Caratteristiche: linea laterale corta con non più di 6 squame; pinna dorsale con raggi indivisi e divisi; pinna anale con raggi indivisi e divisi; denti faringei in numero di 5 per lato, disposti in una unica fila. Lunghezza massima fino a 10 cm; peso fino ad una 10-12 g.

Descrizione: il rodeo è un piccolo pesce dalla colorazione di fondo è chiara con dorso abbastanza gibboso di tonalità grigio-verde, fianchi grigi e ventre rosato o biancastro; la pinna anale è di colore rossastro mentre assai caratteristica, utile per un facile riconoscimento della specie, è una breve ed assai evidente linea nera presente sul peduncolo caudale.
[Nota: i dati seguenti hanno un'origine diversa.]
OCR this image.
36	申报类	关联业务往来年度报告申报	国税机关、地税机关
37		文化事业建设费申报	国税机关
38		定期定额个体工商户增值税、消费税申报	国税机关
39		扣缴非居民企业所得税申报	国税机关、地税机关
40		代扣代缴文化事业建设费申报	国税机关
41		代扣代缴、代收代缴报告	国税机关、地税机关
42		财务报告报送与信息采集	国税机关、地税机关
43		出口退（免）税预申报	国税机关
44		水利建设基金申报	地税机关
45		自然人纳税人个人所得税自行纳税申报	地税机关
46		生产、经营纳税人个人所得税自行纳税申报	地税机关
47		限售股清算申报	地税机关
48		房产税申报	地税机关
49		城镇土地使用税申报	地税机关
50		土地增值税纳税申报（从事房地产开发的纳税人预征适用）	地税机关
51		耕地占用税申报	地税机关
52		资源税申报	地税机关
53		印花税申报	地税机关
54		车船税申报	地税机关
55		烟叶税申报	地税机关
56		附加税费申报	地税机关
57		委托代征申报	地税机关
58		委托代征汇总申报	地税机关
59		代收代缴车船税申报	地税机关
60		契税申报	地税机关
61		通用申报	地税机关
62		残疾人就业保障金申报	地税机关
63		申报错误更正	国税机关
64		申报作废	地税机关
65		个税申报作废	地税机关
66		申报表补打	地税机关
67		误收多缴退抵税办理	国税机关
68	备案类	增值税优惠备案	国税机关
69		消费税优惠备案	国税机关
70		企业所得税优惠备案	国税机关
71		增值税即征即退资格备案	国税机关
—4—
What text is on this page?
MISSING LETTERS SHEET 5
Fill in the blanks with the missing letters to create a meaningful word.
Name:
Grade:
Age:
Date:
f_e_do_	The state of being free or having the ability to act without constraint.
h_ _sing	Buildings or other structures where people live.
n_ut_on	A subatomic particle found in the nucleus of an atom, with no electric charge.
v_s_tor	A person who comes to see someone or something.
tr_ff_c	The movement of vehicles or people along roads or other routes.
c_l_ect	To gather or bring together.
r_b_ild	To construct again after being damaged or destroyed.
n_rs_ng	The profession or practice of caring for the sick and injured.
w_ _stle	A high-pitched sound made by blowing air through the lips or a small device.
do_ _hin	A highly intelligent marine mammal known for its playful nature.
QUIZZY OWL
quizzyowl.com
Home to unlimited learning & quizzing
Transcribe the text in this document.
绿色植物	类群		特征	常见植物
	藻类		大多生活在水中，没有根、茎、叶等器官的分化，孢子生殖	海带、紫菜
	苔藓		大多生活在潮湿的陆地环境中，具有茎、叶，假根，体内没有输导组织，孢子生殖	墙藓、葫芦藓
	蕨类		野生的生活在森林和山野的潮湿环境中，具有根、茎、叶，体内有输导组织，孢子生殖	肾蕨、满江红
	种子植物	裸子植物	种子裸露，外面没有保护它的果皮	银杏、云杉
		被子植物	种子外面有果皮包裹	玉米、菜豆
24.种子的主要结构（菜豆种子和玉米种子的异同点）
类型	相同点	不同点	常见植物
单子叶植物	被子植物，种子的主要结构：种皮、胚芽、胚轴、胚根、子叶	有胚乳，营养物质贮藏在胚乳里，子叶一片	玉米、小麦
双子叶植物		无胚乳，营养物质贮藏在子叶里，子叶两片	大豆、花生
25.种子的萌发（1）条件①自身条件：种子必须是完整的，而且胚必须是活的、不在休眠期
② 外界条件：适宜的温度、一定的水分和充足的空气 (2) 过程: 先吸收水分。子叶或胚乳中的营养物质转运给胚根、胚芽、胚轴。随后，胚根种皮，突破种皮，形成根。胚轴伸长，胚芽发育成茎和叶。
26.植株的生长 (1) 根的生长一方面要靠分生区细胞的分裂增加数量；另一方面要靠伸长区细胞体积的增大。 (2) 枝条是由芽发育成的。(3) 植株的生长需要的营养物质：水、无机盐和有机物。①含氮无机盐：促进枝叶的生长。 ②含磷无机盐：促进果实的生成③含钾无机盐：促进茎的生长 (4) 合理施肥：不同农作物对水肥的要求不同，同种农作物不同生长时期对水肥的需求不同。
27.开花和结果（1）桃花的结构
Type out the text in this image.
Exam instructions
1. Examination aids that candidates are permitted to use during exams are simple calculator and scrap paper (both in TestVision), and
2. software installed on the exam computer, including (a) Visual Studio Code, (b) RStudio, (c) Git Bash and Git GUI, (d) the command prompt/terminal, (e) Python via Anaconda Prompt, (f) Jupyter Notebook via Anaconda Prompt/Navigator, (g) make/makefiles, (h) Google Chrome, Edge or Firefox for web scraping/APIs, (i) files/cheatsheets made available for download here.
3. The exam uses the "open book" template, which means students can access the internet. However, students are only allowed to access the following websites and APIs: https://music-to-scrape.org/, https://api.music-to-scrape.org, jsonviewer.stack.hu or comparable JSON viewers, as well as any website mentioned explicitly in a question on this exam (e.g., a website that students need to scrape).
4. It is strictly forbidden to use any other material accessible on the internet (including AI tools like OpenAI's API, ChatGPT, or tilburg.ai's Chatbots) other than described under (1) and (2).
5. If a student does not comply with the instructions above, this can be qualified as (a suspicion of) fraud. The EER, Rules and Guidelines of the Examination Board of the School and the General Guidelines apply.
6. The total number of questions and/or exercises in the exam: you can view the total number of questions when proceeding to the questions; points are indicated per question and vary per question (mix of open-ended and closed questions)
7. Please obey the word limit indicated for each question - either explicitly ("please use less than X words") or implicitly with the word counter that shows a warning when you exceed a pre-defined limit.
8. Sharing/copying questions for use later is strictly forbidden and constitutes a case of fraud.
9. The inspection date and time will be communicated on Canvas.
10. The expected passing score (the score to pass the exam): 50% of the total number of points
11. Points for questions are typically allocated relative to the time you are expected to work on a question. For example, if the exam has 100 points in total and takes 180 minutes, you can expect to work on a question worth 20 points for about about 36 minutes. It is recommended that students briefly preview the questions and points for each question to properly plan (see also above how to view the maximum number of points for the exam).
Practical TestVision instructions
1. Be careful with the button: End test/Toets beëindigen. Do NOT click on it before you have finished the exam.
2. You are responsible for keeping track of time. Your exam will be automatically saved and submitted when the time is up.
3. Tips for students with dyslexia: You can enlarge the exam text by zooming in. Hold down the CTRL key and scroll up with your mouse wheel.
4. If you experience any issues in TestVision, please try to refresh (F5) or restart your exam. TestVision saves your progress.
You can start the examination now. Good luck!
Durante il periodo riproduttivo i maschi presentano una livrea più vivace con dorso violaceo ed addome rosso; le femmine, in genere più piccole dei maschi, sono di colori meno sgargianti e si possono riconosce facilmente per la presenza del lungo tubulo ovopositore.

rodeo amaro

Biologia: Il rodeo è una specie che frequenta abitualmente, nelle regioni d’origine, le acque lente del tratto potamale ed i bacini lacustri con acque non troppo fredde; in Italia invece sembra avere occupato un numero maggiore di habitats che vanno dai canali di bonifica della bassa pianura sino ai ruscelli della fascia pedemontana delle risorgive. La sua presenza è comunque sempre legata alla presenza di substrati fini, limosi o sabbiosi, colonizzati dai molluschi bivalvi, in particolare Unionidae (Unio, Anodonta), che la specie utilizza per la deposizione delle proprie uova.

Stato di conservazione: questa specie è presente nell’Allegato II della Direttiva “Habitat” (92/43/CEE), in quanto minacciato nell’area di origine. La sua presenza in Italia tuttavia va considerata un elemento negativo, in quanto specie estranea all’ittiofauna indigena, dotata di grandi capacità di diffusione e in grado di adattarsi anche a condizioni ambientali assai precarie tanto da consentirle di competere con successo contro la maggior parte piccoli ciprinidi autoctoni.